HOMILÍA EN EL DOMINGO DE PASCUA DE RESURRECCIÓN

Queridos hermanos sacerdotes concelebrantes y diáconos asistentes,

Queridos miembros de la Vida Consagrada y fieles laicos:

1.- “Este es el día en que actuó el Señor. Sea nuestra alegría y nuestro gozo” (Sal. 117).

La actuación del Señor en este día ha sido definitiva para entender nuestra vida y encontrar sentido a todo, incluso a la muerte. En este día resucitó el Señor, y hoy lo celebramos con verdadero gozo.

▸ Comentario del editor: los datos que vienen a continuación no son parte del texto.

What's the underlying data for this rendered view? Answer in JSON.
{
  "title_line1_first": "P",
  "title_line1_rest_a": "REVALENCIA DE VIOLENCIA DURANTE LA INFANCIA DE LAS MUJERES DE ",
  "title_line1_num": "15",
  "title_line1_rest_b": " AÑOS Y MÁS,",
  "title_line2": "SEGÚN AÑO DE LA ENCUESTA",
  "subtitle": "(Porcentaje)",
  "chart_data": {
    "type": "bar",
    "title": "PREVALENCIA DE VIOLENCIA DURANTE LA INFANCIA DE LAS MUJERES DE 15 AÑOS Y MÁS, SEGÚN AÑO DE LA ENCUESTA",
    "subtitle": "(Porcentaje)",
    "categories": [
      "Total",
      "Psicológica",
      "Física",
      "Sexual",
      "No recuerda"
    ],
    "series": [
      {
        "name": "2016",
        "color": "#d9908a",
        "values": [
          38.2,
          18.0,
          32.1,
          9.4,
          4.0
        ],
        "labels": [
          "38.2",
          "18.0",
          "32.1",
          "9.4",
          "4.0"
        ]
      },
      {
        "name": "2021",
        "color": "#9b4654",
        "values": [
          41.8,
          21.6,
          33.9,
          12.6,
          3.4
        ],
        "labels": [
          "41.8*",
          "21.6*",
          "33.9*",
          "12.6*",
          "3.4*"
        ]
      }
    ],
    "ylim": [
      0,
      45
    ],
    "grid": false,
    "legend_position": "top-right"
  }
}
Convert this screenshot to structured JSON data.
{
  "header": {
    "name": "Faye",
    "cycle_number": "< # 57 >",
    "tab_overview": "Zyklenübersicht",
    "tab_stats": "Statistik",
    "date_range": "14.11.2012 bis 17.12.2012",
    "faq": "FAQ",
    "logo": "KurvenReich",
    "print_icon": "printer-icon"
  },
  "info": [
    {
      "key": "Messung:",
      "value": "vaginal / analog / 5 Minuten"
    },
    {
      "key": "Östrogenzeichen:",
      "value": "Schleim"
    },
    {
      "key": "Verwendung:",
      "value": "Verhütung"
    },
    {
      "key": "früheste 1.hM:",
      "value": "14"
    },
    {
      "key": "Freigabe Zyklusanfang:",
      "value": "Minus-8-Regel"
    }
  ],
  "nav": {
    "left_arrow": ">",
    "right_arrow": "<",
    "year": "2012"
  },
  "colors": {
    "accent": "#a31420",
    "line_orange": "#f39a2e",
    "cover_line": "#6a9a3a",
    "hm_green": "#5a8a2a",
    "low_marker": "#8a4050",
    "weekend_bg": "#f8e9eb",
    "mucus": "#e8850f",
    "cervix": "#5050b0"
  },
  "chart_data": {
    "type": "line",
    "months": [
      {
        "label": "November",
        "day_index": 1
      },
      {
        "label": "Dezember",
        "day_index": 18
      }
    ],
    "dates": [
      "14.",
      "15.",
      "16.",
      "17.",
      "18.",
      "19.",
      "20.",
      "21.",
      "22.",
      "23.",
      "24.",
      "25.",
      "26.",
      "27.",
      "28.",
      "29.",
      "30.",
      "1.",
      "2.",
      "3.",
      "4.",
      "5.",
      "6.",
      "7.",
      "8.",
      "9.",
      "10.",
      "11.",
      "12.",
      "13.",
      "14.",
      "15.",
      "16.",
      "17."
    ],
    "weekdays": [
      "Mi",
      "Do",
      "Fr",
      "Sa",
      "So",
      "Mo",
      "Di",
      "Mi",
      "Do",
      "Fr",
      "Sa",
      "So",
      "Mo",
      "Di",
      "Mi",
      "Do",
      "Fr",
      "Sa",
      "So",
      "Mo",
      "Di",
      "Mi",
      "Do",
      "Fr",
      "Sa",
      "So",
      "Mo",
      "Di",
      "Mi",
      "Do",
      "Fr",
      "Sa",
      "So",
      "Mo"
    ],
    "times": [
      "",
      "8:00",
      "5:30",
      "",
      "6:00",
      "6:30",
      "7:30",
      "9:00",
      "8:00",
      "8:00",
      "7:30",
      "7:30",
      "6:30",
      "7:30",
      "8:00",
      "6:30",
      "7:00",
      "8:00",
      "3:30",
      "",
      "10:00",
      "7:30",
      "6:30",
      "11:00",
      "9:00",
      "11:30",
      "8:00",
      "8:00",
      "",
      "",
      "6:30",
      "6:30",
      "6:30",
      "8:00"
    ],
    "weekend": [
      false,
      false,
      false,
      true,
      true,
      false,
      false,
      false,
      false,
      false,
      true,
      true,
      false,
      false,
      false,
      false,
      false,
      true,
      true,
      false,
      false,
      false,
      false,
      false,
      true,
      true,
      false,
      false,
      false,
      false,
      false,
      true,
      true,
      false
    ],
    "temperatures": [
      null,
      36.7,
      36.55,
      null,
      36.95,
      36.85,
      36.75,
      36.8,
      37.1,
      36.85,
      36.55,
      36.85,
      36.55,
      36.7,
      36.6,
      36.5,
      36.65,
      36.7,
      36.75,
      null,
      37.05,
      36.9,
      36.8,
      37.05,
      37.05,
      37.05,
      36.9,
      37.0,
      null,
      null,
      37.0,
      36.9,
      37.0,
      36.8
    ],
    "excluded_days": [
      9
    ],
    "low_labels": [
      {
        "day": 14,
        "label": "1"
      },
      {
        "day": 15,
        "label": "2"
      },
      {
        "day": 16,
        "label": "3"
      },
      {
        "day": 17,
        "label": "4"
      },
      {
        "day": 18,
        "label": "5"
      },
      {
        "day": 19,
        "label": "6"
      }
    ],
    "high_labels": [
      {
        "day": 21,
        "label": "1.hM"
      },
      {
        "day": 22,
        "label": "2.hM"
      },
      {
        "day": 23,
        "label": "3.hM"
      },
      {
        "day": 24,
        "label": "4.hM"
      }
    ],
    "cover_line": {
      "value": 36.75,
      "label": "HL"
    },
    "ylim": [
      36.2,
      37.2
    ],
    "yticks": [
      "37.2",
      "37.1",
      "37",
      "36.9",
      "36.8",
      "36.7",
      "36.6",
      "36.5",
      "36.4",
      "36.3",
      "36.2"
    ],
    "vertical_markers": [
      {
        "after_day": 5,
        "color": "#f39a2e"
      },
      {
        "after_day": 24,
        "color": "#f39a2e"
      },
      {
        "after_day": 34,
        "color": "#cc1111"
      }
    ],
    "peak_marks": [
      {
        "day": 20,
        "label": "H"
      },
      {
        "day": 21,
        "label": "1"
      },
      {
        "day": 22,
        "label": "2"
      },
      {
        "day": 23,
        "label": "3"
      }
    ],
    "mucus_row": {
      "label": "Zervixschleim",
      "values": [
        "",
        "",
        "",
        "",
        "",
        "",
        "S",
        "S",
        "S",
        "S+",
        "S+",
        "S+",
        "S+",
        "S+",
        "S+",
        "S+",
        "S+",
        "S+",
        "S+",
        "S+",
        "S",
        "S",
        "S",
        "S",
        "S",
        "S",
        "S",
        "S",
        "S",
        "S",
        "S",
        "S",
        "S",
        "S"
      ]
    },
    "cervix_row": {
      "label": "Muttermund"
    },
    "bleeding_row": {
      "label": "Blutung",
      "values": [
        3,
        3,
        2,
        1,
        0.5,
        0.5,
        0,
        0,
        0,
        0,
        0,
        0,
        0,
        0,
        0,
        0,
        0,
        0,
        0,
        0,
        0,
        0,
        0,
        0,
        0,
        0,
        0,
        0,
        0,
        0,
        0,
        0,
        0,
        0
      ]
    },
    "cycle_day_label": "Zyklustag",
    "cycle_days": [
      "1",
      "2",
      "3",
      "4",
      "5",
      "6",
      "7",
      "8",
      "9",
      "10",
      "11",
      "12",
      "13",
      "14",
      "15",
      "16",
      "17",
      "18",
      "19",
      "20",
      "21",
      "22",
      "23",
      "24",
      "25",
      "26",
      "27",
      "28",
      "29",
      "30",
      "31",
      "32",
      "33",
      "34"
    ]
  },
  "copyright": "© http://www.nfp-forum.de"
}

El motivo de nuestra alegría al celebrar la resurrección de Jesucristo, es que, habiendo muerto a manos de los hombres (clara imagen del pecado que mata la vida de Cristo en nuestra alma), ha resucitado por su propio poder; esto es, con el poder de Dios porque él es al mismo tiempo Dios y hombre.

2.- La resurrección de Jesucristo clarifica una vez más la divinidad que él compartía con su humanidad, gestada en las purísimas entrañas de la Virgen María. Por tanto la resurrección de Jesucristo es el fundamento de nuestra fe en la redención que Dios nos había prometido ya en el momento del primer pecado. Nadie podía borrar la mancha del pecado cometido contra Dios sino solo el mismo Dios con su perdón, con el sacrificio por excelencia del Cordero que quita el pecado del mundo.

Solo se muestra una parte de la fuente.